9
votes

I have a python script using the boto library on ec2 instance which is part of an autoscaling group. The script processes messages from a SQS queue:

import boto
from boto.sqs.message import Message

conn = boto.connect_sqs()
q = conn.create_queue('queue-name')

while (qin.count() > 0):
    m = q.get_messages()
    #do something with the message

Does using the while statement make sense? Does count() update in real time as:

  1. other instances take messages off the queue (or am I going to double up)
  2. new messages are added to the queue (or will I miss them?)

How do I make this script constantly listen for new additions to the queue, even while the queue is empty?

In this question Processing items in SQS queue with a php script it was mentioned that 'sqs ruby client library has a method "poll" which continuously polls the queue and on receiving a message in the queue passes it on to a block'. Is there an equivalent in Python?
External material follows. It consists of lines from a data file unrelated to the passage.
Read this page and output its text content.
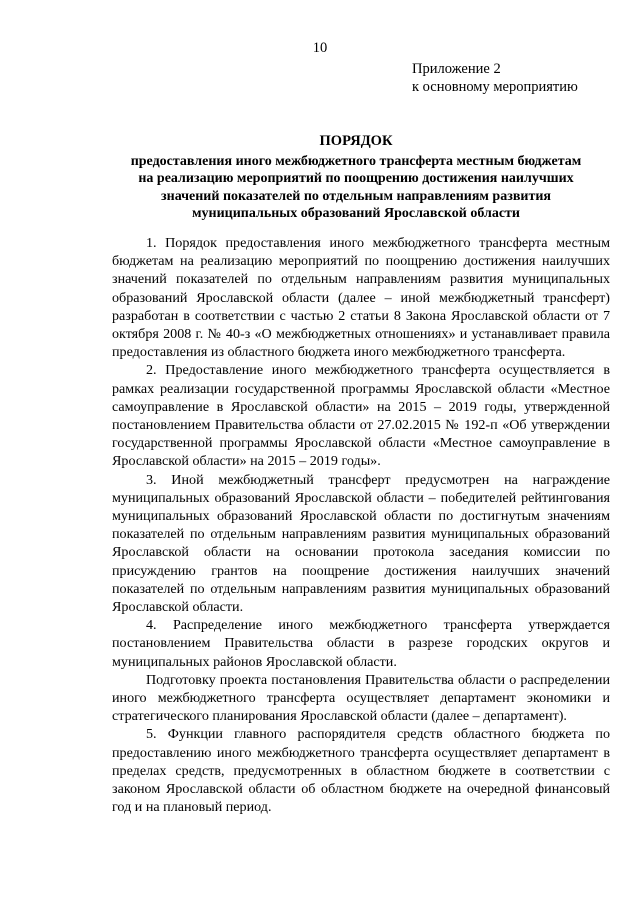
10
Приложение 2
к основному мероприятию
ПОРЯДОК
предоставления иного межбюджетного трансферта местным бюджетам
на реализацию мероприятий по поощрению достижения наилучших
значений показателей по отдельным направлениям развития
муниципальных образований Ярославской области

1. Порядок предоставления иного межбюджетного трансферта местным бюджетам на реализацию мероприятий по поощрению достижения наилучших значений показателей по отдельным направлениям развития муниципальных образований Ярославской области (далее – иной межбюджетный трансферт) разработан в соответствии с частью 2 статьи 8 Закона Ярославской области от 7 октября 2008 г. № 40-з «О межбюджетных отношениях» и устанавливает правила предоставления из областного бюджета иного межбюджетного трансферта.

2. Предоставление иного межбюджетного трансферта осуществляется в рамках реализации государственной программы Ярославской области «Местное самоуправление в Ярославской области» на 2015 – 2019 годы, утвержденной постановлением Правительства области от 27.02.2015 № 192-п «Об утверждении государственной программы Ярославской области «Местное самоуправление в Ярославской области» на 2015 – 2019 годы».

3. Иной межбюджетный трансферт предусмотрен на награждение муниципальных образований Ярославской области – победителей рейтингования муниципальных образований Ярославской области по достигнутым значениям показателей по отдельным направлениям развития муниципальных образований Ярославской области на основании протокола заседания комиссии по присуждению грантов на поощрение достижения наилучших значений показателей по отдельным направлениям развития муниципальных образований Ярославской области.

4. Распределение иного межбюджетного трансферта утверждается постановлением Правительства области в разрезе городских округов и муниципальных районов Ярославской области.

Подготовку проекта постановления Правительства области о распределении иного межбюджетного трансферта осуществляет департамент экономики и стратегического планирования Ярославской области (далее – департамент).

5. Функции главного распорядителя средств областного бюджета по предоставлению иного межбюджетного трансферта осуществляет департамент в пределах средств, предусмотренных в областном бюджете в соответствии с законом Ярославской области об областном бюджете на очередной финансовый год и на плановый период.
It has also been suggested that the SNS could be used to notify the scripts of the message queue status but I do not see how you could configure a responsive system with SNS as the metric alarms are not fine grained enough.

3
you know which ruby library? I would like to take a look at itHassek
nop sorry, I only saw it in the question linked above.waigani
Checkout SNS - it's better to push then to pull. and they work really well together docs.aws.amazon.com/sns/latest/dg/SendMessageToSQS.htmlGal Bracha

3 Answers

7
votes

You shouldn't rely on the count for a queue as it's only meant to provide an approximate count and is not guaranteed to be accurate.

If you want to just keep polling forever, just do this:

while 1:
    messages = q.get_messages()
    # do something with messages
    time.sleep(N)

I have added the call to time.sleep to introduce a delay in the loop. The value of N should be at least one second and could be considerably more, depending on how quickly you expect new messages to appear in your queue. If you don't put some sort of delay in the loop you will probably start getting throttled by the service.

To avoid a message getting read multiple times, you should try to adjust the visibility timeout of the queue to be a value greater than the time it takes you to process a message and then make sure you delete the message when processing has completed.

5
votes

Example:

# wait_time_seconds count only 1 request in x seconds (0 - 20)
# num_messages get x messages in same request (1 - 10)
while 1:
    logger.info("... waiting messages ...")
    messages = queue_in.get_messages(wait_time_seconds=20, num_messages=10)
    for message in messages:
        logger.info('message: %s' % (message,))
        queue_in.delete_message(message)
3
votes
  1. When you pull a message from SQS, the message becomes invisible and unreachable by other queue queries (edit - invisibility can be set between 0 and 12 hrs).
  2. You will have to get the queue again each time new messages are added, but this should not be a problem - that's why the queuing service exists in the first place.

If you want to constantly poll the queue, try what's called Long Polling - you can have a continuous poll for up to 20 seconds that returns when the queue is populated.

Hope that's helpful, otherwise poke around the boto sqs documentation.